While I have a few concerns related to civil liberties about DHS trolling through all of these, that doesn’t change the fact that your adversaries, regardless of affiliation or organization, will go about this. So while you should think about monitoring your own organization proactively, also consider the possibility and appropriateness of engaging in OSINT against them. Krypt3ia has explained this use of OSINT, though he’s not teaching you to find jihadists. That doesn’t mean, of course, that an intelligent, motivated analyst can’t research techniques and data on his own.

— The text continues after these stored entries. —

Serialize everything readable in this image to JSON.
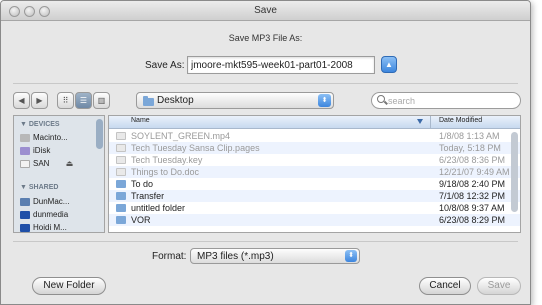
{
  "window": {
    "title": "Save"
  },
  "dialog": {
    "prompt": "Save MP3 File As:",
    "save_as_label": "Save As:",
    "save_as_value": "jmoore-mkt595-week01-part01-2008"
  },
  "toolbar": {
    "back": "◀",
    "forward": "▶",
    "view_icons": "⠿",
    "view_list": "☰",
    "view_columns": "▥",
    "location": "Desktop",
    "search_placeholder": "search"
  },
  "sidebar": {
    "devices_header": "▼ DEVICES",
    "devices": [
      "Macinto...",
      "iDisk",
      "SAN"
    ],
    "shared_header": "▼ SHARED",
    "shared": [
      "DunMac...",
      "dunmedia",
      "Hoidi M..."
    ]
  },
  "file_list": {
    "columns": {
      "name": "Name",
      "date": "Date Modified"
    },
    "rows": [
      {
        "name": "SOYLENT_GREEN.mp4",
        "date": "1/8/08 1:13 AM",
        "dim": true,
        "type": "doc"
      },
      {
        "name": "Tech Tuesday Sansa Clip.pages",
        "date": "Today, 5:18 PM",
        "dim": true,
        "type": "doc"
      },
      {
        "name": "Tech Tuesday.key",
        "date": "6/23/08 8:36 PM",
        "dim": true,
        "type": "doc"
      },
      {
        "name": "Things to Do.doc",
        "date": "12/21/07 9:49 AM",
        "dim": true,
        "type": "doc"
      },
      {
        "name": "To do",
        "date": "9/18/08 2:40 PM",
        "dim": false,
        "type": "folder"
      },
      {
        "name": "Transfer",
        "date": "7/1/08 12:32 PM",
        "dim": false,
        "type": "folder"
      },
      {
        "name": "untitled folder",
        "date": "10/8/08 9:37 AM",
        "dim": false,
        "type": "folder"
      },
      {
        "name": "VOR",
        "date": "6/23/08 8:29 PM",
        "dim": false,
        "type": "folder"
      }
    ]
  },
  "format": {
    "label": "Format:",
    "value": "MP3 files (*.mp3)"
  },
  "buttons": {
    "new_folder": "New Folder",
    "cancel": "Cancel",
    "save": "Save"
  },
  "colors": {
    "accent": "#3d86de",
    "row_alt": "#edf3fe",
    "sidebar_bg": "#dee4ea"
  }
}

But this can include areas other than getting involved in geopolitical controversy. Perhaps you’re working on an investigation where you have at least some information on the attacker. In some cases, you may choose to take the additional step of gathering further data. (You also might want to consult with your legal counsel, depending on what you choose to do.) I have worked in the past on situations where we identified the attacker in great detail before notifying law enforcement. And because his OPSEC frankly sucked, we could do this through entirely legal and open methods. This distinguishes itself from “hacking back” by restraining itself to gathering information through public data sources only, rather than engaging in any vulnerability exploitation or accessing unauthorized systems and data.
Alternately, consider the uses for other types of investigations. Perhaps you’ve taken an interest in suspicions of local corruption, or you have some reason to believe that somebody on the Internet (e.g. a site, company, or
charlatan^W evangelist / expert) has some dirty laundry that needs washing in the open air.
The world has changed, and we can either change with it or hide from it. If you’re already working in network security, only one choice makes any sense.